John_Maxwell comments on Hacking on LessWrong Just Got Easier

John_Maxwell 4 Sep 2011 6:20 UTC
2 points
Awesome!

I don’t have time right now but someone should totally implement a recommendation engine for Less Wrong articles. Seems like it could be really high utility (is recency really the best criterion for determining the optimal Less Wrong article for a user to read?) as well as a great excuse to bone up on the latest in machine learning and narrow AI. (I’m a little leery of learning about a field without applying it to some project—if I’m able to apply knowledge successfully that makes me feel a lot more confident that I’ve mastered it.
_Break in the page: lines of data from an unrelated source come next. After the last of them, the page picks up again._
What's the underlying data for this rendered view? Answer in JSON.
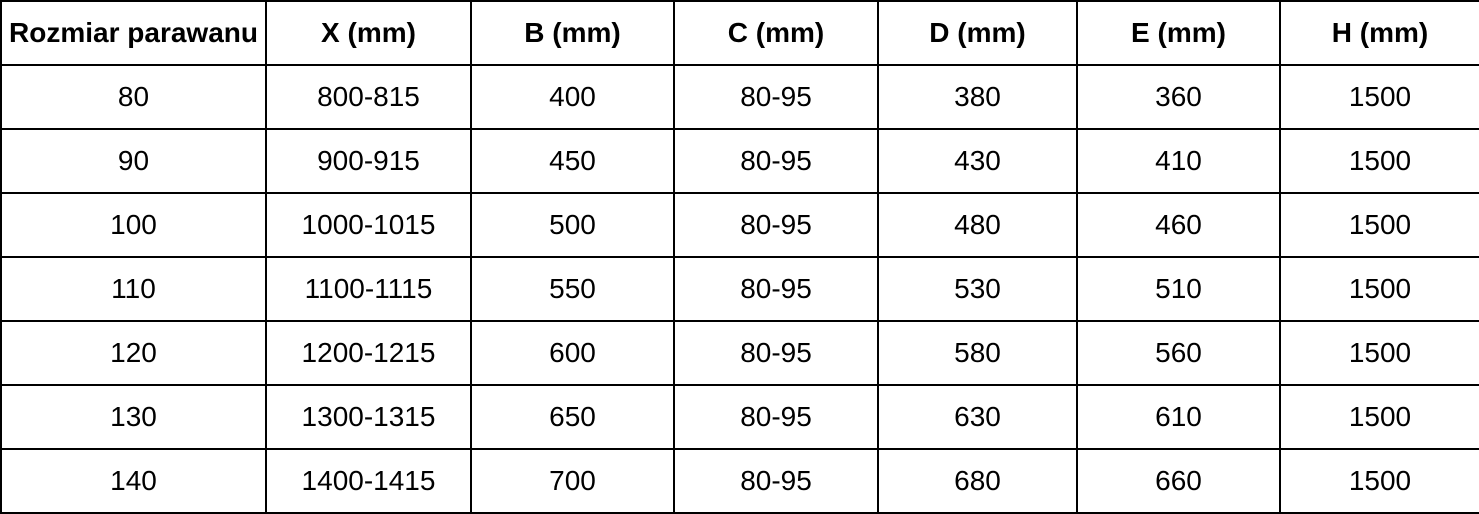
{
  "chart_data": {
    "type": "table",
    "title": "",
    "columns": [
      "Rozmiar parawanu",
      "X (mm)",
      "B (mm)",
      "C (mm)",
      "D (mm)",
      "E (mm)",
      "H (mm)"
    ],
    "rows": [
      [
        "80",
        "800-815",
        "400",
        "80-95",
        "380",
        "360",
        "1500"
      ],
      [
        "90",
        "900-915",
        "450",
        "80-95",
        "430",
        "410",
        "1500"
      ],
      [
        "100",
        "1000-1015",
        "500",
        "80-95",
        "480",
        "460",
        "1500"
      ],
      [
        "110",
        "1100-1115",
        "550",
        "80-95",
        "530",
        "510",
        "1500"
      ],
      [
        "120",
        "1200-1215",
        "600",
        "80-95",
        "580",
        "560",
        "1500"
      ],
      [
        "130",
        "1300-1315",
        "650",
        "80-95",
        "630",
        "610",
        "1500"
      ],
      [
        "140",
        "1400-1415",
        "700",
        "80-95",
        "680",
        "660",
        "1500"
      ]
    ],
    "layout": {
      "grid": true,
      "header_bold": true,
      "text_align": "center"
    }
  },
  "colors": {
    "border": "#000000",
    "text": "#000000",
    "background": "#ffffff"
  }
}
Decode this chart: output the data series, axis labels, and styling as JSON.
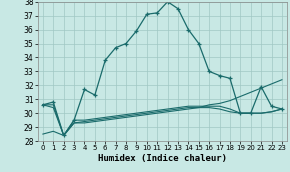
{
  "xlabel": "Humidex (Indice chaleur)",
  "xlim": [
    -0.5,
    23.5
  ],
  "ylim": [
    28,
    38
  ],
  "xticks": [
    0,
    1,
    2,
    3,
    4,
    5,
    6,
    7,
    8,
    9,
    10,
    11,
    12,
    13,
    14,
    15,
    16,
    17,
    18,
    19,
    20,
    21,
    22,
    23
  ],
  "yticks": [
    28,
    29,
    30,
    31,
    32,
    33,
    34,
    35,
    36,
    37,
    38
  ],
  "background_color": "#c8e8e4",
  "grid_color": "#a0c8c4",
  "line_color": "#1a6b6b",
  "series": {
    "main": [
      30.6,
      30.8,
      28.4,
      29.5,
      31.7,
      31.3,
      33.8,
      34.7,
      35.0,
      35.9,
      37.1,
      37.2,
      38.0,
      37.5,
      36.0,
      35.0,
      33.0,
      32.7,
      32.5,
      30.0,
      30.0,
      31.9,
      30.5,
      30.3
    ],
    "line2": [
      30.6,
      30.6,
      28.4,
      29.5,
      29.5,
      29.6,
      29.7,
      29.8,
      29.9,
      30.0,
      30.1,
      30.2,
      30.3,
      30.4,
      30.5,
      30.5,
      30.5,
      30.5,
      30.3,
      30.0,
      30.0,
      30.0,
      30.1,
      30.3
    ],
    "line3": [
      30.6,
      30.4,
      28.4,
      29.3,
      29.4,
      29.5,
      29.6,
      29.7,
      29.8,
      29.9,
      30.0,
      30.1,
      30.2,
      30.3,
      30.4,
      30.4,
      30.4,
      30.3,
      30.1,
      30.0,
      30.0,
      30.0,
      30.1,
      30.3
    ],
    "line4": [
      28.5,
      28.7,
      28.4,
      29.3,
      29.3,
      29.4,
      29.5,
      29.6,
      29.7,
      29.8,
      29.9,
      30.0,
      30.1,
      30.2,
      30.3,
      30.4,
      30.6,
      30.7,
      30.9,
      31.2,
      31.5,
      31.8,
      32.1,
      32.4
    ]
  }
}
And having a project in mind helps resolve questions of how deeply I want to master a given piece of material—just master it well enough to do the project.) Plus if you fail at this there won’t be any stigma—the reddit team worked on their recommendation engine for years without it going much of anywhere.
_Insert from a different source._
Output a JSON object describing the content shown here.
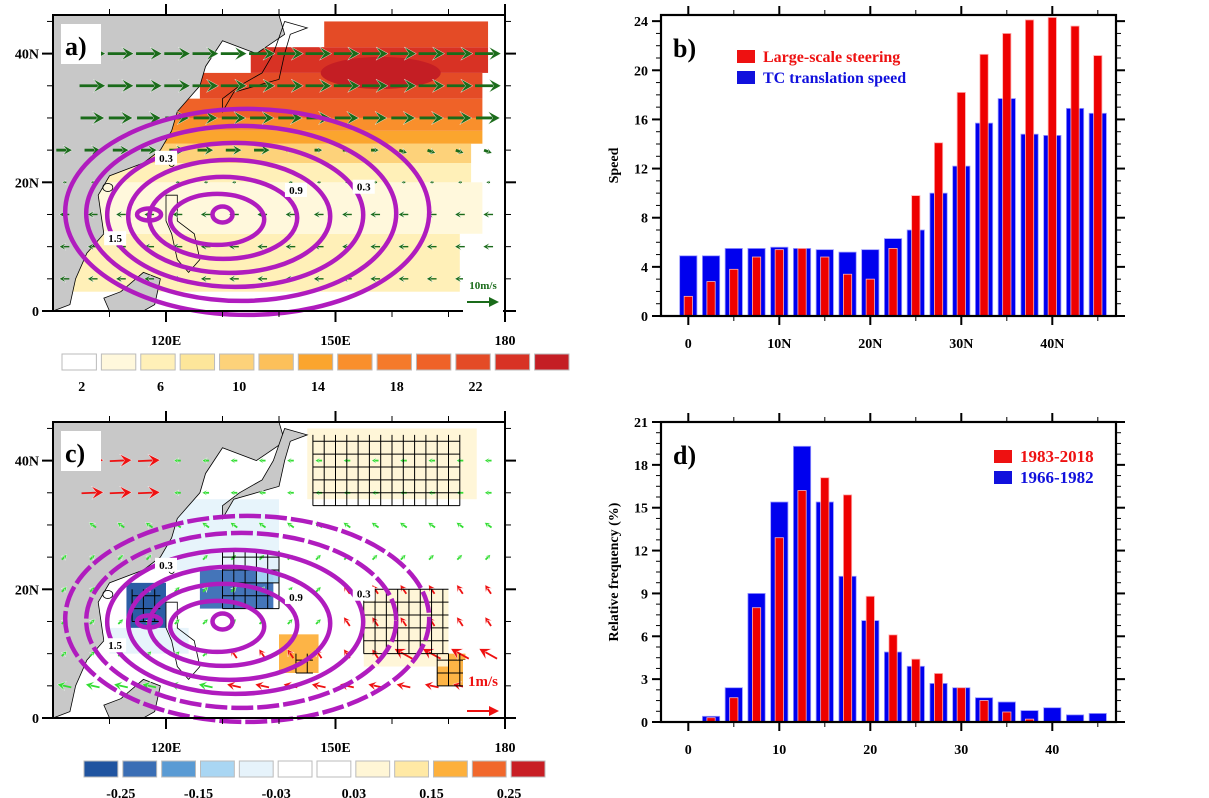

Can anyone recommend any books they’ve read that would be useful to an endeavor such as this? Programming Collective Intelligence looks pretty interesting but I haven’t read it.
- jefftk 5 Sep 2011 20:09 UTC
  0 points
  Parent
  Better than recency, perhaps the top scoring posts of all time?
  
  A recommendation engine needs information about what posts you are glad to have read and ideally what posts you read but did not fund useful. So if the engine knows for each user (1) the set of posts they’ve read [1] and (2) the set of posts that they’ve voted up, then we have an evaluation criterion: did we choose to show people posts they voted up?
  
  You’d then need to figure out features and write code for them so the learning algorithm could find user correlations. Set up a svm or something to get probability of upvoting given viewing. Then you use some sort of multi armed bandit algorithm so you continue to gather information.
  
  [1] This isn’t perfect, because you can open a post without reading it. We could detect scrolling and log how much of it they actually read, but people might not like the privacy implications.